01 janeiro 2024

Shine - Simplesmente Genial, de Robert Scott Hicks (1996)

Com Geoffrey Rush, John Gielgud. 1996. 120 min

A genialidade e a loucura. Ou vice-versa. A história é bem real e é nossa contemporânea. Um pianista australiano de setenta e tal anos que, segundo a Internet, está atualmente a fazer uma digressão de fim de carreira por alguns países da Europa. Parece normal, mas não é. A genialidade foi aprisionada pela loucura e não há saída. Nunca se sabe o que esperar. O filme bem o enuncia. É a história de David Helfgott, menino-prodígio do piano a quem a vida correu mal (a Mozart, com o mesmo percurso inicial, as coisas correram bem, para nosso incomensurável prazer). Quando tudo indiciava que a geração de 60 iria ter um génio pianista como o Glenn Gould foi a debacle.
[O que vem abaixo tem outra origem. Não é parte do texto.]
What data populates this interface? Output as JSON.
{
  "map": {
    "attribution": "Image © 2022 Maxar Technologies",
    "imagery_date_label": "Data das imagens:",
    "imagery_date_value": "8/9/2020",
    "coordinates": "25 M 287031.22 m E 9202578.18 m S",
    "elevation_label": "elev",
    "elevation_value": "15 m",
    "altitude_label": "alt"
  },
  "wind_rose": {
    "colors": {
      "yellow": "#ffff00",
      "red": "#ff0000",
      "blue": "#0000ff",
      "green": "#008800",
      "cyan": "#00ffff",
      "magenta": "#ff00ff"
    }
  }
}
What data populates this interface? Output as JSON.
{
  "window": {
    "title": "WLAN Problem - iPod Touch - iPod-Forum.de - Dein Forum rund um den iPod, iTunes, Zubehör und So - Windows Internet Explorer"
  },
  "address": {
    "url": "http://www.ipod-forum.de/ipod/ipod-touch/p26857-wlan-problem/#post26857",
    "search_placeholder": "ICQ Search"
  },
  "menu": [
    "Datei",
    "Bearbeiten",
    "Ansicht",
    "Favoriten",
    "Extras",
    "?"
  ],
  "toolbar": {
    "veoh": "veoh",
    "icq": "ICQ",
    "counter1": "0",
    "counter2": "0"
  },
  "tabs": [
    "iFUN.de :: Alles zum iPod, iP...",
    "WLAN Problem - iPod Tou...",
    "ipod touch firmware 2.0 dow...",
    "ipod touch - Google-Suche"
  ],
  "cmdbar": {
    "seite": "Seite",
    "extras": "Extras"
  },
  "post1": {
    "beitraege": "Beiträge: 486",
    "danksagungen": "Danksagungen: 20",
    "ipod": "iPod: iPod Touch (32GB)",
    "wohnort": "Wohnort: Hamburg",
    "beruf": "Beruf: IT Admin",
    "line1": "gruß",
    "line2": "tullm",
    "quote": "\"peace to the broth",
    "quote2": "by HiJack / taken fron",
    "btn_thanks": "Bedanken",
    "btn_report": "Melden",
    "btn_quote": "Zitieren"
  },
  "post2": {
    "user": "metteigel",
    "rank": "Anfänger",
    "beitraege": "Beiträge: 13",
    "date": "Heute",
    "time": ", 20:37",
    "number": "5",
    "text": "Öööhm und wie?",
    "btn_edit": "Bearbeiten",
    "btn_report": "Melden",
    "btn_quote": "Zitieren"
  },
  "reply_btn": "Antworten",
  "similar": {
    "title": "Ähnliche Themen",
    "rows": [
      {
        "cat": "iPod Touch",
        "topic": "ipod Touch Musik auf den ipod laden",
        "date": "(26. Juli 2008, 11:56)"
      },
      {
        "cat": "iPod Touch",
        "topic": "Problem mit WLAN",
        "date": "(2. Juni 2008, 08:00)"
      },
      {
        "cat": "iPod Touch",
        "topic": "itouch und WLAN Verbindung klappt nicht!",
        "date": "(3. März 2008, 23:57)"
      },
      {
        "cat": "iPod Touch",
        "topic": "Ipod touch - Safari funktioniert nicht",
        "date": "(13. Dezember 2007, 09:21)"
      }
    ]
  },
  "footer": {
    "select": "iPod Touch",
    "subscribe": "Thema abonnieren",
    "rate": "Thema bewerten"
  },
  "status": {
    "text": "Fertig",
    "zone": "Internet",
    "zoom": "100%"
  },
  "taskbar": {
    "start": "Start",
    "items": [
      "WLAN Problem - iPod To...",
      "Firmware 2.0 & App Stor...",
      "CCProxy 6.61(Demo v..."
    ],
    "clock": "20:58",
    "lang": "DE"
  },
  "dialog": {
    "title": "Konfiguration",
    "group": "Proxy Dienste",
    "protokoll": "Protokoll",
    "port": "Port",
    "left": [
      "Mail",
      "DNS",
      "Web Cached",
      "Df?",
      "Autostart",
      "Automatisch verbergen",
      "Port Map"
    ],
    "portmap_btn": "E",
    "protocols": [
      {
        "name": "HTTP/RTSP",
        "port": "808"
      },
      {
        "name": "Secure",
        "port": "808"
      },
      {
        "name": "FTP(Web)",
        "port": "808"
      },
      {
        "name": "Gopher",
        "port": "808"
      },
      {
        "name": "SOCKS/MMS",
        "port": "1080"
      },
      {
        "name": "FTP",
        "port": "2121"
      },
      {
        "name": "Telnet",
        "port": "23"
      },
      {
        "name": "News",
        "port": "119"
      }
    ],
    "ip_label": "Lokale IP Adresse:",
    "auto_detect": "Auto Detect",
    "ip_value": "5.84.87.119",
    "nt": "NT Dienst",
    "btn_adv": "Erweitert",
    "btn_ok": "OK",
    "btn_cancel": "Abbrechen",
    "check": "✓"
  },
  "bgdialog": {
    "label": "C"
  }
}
Rotundo breakdown. Transtorno esquizoafectivo dizem os tratados de medicina psiquiátrica. Antipsicóticos e eletrochoques para cima do pobre. E depois, ao fim de muitos anos de tratamentos e reclusão, imprevisivelmente, ressuscita. Começa a tocar num bar e a ganhar fama. Até casa em 1984 e, aparentemente, o apoio da mulher deu-lhe o equilíbrio suficiente para renascer. Até agora. Mas, pelos dados recolhidos na ficção deve ser uma relação muito agitada, imprevisível e marxista (calma, refiro-me ao caos dos Irmãos Marx, lembrem-se) para não exagerar.
Ao som de Rachmaninoff, concerto número 3 (considerado pelos exegetas uma das peças de piano mais difíceis da história da música) vamos acompanhando o crescimento e evolução do pequeno e excêntrico prodígio musical (controlado por um pai ambicioso e ditatorial, marcado pelo trauma do campo de concentração a que conseguiu sobreviver) até que tudo se precipitou dramaticamente. Há um antes e um depois. Como há dois atores para o personagem. Quando adulto aterra no corpo de Geoffrey Rush e é para nós espectadores o prazer absoluto (o cinema permite isto: um enorme prazer a assistir à dor mais profunda e inconcebível). Um ator australiano vindo lá do fundo do deserto, que Hollywood e adjacências não mais deixaram escapar. Não são parvos. Para nosso bem. Deram-lhe logo o Óscar. Com justiça.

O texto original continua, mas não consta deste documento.